Learned a little bit about scRUBYt! today (damn thats hard to type!).

It looks like a pretty cool way to do web crawlers. To use it, you define a "learning" crawler using the scRUBYt! DSL, which combined with the actual site at a specific point in time, creates the real crawler to do the dirty work - essentially, example text gets converted to xpath expressions. The cool thing about this is that when the site changes, one has to do minimal changes to create a new working crawler, not to mention that creating the crawler in the first place is a lot easier.



The examples on the site are a little out of date, but here is a simple one which shows the basics. The learning crawler learns how to extract URLs on a google search for 'ruby', but then the production version ends up being able to crawl the urls for any search term.

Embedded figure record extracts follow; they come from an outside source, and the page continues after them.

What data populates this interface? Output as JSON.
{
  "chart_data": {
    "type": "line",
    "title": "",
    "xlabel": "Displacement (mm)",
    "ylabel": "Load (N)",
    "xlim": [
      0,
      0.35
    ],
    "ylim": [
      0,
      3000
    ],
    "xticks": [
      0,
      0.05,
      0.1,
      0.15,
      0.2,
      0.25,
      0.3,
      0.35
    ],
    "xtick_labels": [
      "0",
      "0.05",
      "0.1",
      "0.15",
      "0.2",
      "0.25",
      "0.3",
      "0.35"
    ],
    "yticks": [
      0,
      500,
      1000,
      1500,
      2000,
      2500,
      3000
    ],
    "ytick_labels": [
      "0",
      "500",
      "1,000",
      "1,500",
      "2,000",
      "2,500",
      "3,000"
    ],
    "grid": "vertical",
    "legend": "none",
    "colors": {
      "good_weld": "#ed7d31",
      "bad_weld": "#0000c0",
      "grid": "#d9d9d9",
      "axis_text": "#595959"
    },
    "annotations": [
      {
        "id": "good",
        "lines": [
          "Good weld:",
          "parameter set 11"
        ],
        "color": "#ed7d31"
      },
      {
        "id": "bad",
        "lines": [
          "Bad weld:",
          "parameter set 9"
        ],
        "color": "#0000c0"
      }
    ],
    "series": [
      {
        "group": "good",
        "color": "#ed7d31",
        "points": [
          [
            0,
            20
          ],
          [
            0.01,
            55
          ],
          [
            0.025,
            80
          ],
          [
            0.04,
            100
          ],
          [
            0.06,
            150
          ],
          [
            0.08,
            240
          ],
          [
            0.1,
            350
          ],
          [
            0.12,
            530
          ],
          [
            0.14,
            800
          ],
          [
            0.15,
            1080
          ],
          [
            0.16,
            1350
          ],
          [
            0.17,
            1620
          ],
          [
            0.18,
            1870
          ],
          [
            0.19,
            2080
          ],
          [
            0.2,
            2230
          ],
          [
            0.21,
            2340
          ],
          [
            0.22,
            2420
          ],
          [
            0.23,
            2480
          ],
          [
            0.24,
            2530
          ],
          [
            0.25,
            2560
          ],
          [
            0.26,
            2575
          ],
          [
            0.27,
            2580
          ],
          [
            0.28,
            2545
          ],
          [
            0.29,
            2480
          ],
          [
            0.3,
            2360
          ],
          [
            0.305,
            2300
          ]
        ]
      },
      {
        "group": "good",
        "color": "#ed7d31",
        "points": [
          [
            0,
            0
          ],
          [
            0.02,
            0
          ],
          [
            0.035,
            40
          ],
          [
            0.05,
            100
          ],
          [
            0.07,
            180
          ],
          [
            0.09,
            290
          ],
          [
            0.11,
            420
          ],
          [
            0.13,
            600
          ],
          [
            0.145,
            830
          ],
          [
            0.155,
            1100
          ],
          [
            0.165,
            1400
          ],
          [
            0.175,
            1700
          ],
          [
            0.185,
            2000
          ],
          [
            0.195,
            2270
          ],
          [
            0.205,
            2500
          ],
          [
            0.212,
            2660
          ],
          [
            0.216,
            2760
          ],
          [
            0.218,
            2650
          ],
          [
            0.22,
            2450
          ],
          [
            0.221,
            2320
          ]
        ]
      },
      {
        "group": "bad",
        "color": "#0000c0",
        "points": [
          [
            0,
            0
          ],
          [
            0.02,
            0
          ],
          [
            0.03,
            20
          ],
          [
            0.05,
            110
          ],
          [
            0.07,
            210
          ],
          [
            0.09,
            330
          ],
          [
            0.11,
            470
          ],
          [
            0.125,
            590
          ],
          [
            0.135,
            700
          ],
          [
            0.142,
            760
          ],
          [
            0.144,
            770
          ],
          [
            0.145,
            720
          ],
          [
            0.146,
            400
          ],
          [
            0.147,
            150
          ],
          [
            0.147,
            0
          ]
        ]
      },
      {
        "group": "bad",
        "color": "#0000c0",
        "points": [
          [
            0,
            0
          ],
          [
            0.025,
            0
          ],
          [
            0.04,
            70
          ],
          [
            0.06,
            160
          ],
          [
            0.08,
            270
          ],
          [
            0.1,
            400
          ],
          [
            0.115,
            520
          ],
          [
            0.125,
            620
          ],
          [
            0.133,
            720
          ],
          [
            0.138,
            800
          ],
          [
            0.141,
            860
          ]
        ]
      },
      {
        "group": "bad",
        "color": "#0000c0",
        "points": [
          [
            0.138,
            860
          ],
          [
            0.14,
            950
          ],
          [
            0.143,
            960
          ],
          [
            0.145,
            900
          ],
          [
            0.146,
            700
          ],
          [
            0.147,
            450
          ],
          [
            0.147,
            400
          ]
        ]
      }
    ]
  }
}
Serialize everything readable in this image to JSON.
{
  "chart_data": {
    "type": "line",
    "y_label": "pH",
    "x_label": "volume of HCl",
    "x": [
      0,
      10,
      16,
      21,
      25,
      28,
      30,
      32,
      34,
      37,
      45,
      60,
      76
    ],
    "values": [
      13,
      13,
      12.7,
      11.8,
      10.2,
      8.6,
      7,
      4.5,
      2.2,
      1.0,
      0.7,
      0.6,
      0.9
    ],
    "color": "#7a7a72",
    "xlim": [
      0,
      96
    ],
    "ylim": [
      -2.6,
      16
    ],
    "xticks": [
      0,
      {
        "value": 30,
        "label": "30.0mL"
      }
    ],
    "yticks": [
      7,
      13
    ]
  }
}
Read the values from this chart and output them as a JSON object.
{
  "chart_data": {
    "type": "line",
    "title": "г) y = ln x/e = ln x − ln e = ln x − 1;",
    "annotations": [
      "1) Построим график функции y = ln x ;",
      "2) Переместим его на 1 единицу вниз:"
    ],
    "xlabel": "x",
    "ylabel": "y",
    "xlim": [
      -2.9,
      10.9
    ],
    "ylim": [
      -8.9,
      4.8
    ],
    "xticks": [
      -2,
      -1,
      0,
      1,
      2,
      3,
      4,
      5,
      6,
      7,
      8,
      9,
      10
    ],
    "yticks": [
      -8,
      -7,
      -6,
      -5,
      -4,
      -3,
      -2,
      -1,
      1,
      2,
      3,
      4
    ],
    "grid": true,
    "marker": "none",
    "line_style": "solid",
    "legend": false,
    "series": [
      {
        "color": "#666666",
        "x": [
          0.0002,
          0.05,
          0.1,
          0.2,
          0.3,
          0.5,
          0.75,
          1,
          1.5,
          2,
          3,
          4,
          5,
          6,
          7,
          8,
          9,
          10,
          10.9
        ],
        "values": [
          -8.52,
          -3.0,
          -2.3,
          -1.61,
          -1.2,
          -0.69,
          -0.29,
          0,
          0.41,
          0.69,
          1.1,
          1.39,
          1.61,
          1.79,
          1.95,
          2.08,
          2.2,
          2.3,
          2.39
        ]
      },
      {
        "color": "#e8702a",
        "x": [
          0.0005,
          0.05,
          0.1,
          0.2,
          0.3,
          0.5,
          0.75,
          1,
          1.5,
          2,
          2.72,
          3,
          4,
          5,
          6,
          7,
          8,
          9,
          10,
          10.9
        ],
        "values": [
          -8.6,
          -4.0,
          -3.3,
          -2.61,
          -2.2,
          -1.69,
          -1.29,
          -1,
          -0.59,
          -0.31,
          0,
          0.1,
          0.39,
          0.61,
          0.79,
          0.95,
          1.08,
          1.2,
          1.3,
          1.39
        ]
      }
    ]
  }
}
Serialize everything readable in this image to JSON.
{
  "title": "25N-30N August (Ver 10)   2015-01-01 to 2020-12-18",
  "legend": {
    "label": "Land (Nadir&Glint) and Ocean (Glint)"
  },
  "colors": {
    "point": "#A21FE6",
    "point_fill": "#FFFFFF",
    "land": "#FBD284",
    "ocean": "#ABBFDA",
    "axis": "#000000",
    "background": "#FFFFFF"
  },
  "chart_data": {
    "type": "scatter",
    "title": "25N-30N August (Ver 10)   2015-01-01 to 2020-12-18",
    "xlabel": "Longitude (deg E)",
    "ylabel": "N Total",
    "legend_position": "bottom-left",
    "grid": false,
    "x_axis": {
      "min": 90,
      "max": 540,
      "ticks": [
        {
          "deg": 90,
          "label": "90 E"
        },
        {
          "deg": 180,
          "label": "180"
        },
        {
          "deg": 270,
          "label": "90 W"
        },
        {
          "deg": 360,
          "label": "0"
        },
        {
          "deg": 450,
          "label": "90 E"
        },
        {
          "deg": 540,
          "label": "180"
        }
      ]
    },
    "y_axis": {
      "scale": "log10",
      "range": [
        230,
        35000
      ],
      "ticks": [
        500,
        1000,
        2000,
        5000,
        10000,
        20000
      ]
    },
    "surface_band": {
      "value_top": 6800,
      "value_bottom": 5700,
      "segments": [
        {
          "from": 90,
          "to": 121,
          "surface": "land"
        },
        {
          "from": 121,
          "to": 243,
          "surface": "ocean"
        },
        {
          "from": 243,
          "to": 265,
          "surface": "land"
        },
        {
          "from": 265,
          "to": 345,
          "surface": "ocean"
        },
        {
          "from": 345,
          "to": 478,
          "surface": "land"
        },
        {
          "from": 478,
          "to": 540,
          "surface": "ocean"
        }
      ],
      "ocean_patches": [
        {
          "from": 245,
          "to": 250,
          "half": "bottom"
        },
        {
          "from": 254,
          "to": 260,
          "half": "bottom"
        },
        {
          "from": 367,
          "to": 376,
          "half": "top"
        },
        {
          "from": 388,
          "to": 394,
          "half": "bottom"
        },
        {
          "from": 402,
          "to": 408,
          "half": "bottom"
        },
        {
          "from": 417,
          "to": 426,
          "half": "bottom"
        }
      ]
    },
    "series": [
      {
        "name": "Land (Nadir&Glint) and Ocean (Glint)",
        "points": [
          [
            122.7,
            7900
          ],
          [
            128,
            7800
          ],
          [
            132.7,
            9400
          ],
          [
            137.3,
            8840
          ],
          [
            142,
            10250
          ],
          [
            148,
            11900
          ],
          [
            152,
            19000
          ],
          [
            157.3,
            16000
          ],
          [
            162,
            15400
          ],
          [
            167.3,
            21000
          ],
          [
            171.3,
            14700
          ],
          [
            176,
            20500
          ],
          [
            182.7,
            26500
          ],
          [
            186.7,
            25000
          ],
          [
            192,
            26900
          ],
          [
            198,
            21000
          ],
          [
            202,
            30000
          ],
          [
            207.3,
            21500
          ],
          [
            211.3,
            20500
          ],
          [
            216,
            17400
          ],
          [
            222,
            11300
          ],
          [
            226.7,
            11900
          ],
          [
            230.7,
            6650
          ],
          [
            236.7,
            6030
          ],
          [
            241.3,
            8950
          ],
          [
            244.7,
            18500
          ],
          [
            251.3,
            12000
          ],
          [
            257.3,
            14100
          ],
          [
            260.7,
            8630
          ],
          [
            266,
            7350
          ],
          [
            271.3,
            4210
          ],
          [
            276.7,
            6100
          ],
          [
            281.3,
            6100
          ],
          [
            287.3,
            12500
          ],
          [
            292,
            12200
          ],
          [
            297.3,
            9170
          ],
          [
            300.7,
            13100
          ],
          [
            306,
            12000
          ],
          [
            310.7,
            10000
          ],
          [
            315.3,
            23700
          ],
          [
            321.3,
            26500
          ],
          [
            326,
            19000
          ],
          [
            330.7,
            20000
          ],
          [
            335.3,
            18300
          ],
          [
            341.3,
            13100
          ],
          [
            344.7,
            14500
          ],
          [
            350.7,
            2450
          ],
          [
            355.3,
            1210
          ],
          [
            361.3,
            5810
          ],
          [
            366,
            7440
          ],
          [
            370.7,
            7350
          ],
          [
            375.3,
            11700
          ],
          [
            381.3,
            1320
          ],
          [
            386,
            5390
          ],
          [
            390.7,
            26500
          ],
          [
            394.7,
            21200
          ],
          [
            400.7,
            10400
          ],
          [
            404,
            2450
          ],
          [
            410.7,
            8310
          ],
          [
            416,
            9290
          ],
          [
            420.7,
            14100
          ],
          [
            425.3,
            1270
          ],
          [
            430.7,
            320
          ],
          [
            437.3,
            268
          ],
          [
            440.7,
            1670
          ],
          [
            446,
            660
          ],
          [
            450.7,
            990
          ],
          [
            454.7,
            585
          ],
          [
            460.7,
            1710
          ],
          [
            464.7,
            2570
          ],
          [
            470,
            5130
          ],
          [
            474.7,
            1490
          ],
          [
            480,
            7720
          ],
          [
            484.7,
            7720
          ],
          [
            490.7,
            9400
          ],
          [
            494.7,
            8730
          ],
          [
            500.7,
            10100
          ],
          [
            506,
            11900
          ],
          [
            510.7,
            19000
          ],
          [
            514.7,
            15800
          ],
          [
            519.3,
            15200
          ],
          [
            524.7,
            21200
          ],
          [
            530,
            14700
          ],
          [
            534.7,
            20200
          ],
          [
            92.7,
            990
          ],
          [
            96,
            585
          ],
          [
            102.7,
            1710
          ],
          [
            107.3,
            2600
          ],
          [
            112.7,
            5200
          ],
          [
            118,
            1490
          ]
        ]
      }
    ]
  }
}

It also automatically crawls to the next page by looking for the 'Next' link.

The learning crawler that you write:

require 'rubygems'
require 'scrubyt'


google_data = Scrubyt::Extractor.define do
fetch 'http://www.google.com/ncr'
fill_textfield 'q', 'ruby'
submit

link "Ruby Programming Language/@href"
next_page "Next", :limit => 2
end

puts google_data.to_xml

Becomes for production use:


require 'rubygems'
require 'scrubyt'

google_data = Scrubyt::Extractor.define do
fetch "http://www.google.com/ncr"
fill_textfield "q", "ruby"
submit

link "/html/body/div/div/div/a"

next_page "Next",:limit => 2
end

google_data.to_xml.write($stdout, 1)


And outputs:


http://www.ruby-lang.org/
http://www.ruby-lang.org/en/20020101.html
http://en.wikipedia.org/wiki/Ruby_programming_language
http://en.wikipedia.org/wiki/Ruby
http://www.rubyonrails.org/
http://www.rubycentral.com/
http://www.rubycentral.com/book/
http://www.youtube.com/watch?v=JMDcOViViNY
http://www.w3.org/TR/ruby/
http://www.zenspider.com/Languages/Ruby/QuickRef.html
http://poignantguide.net/
http://www.rubynz.com/
http://www.ruby-doc.org/
http://tryruby.hobix.com/
http://www.rubycentral.org/
http://www.gemstone.org/gem-by-gem/english/ruby.html
http://whytheluckystiff.net/ruby/pickaxe/
http://intertwingly.net/blog/
http://lotusmedia.org/
http://www.oreillynet.com/ruby/




One of the authors showed me a good example which I don't think is linked to from anywhere yet, so here it is in case you are interested.

We'll see if this lives up to its promise in real world usage, but looking good so far. One major drawback is that it breaks on heavy AJAX sites e.g. clicking a paging link which actually loads the next page in place using an ajax call. However, one can usually find a non-ajax workaround to get to the same data. The authors are aware of this and planning on integrating somethign like FireWatir to allow it to handle ajax/dhtml requests in a seamless fashion.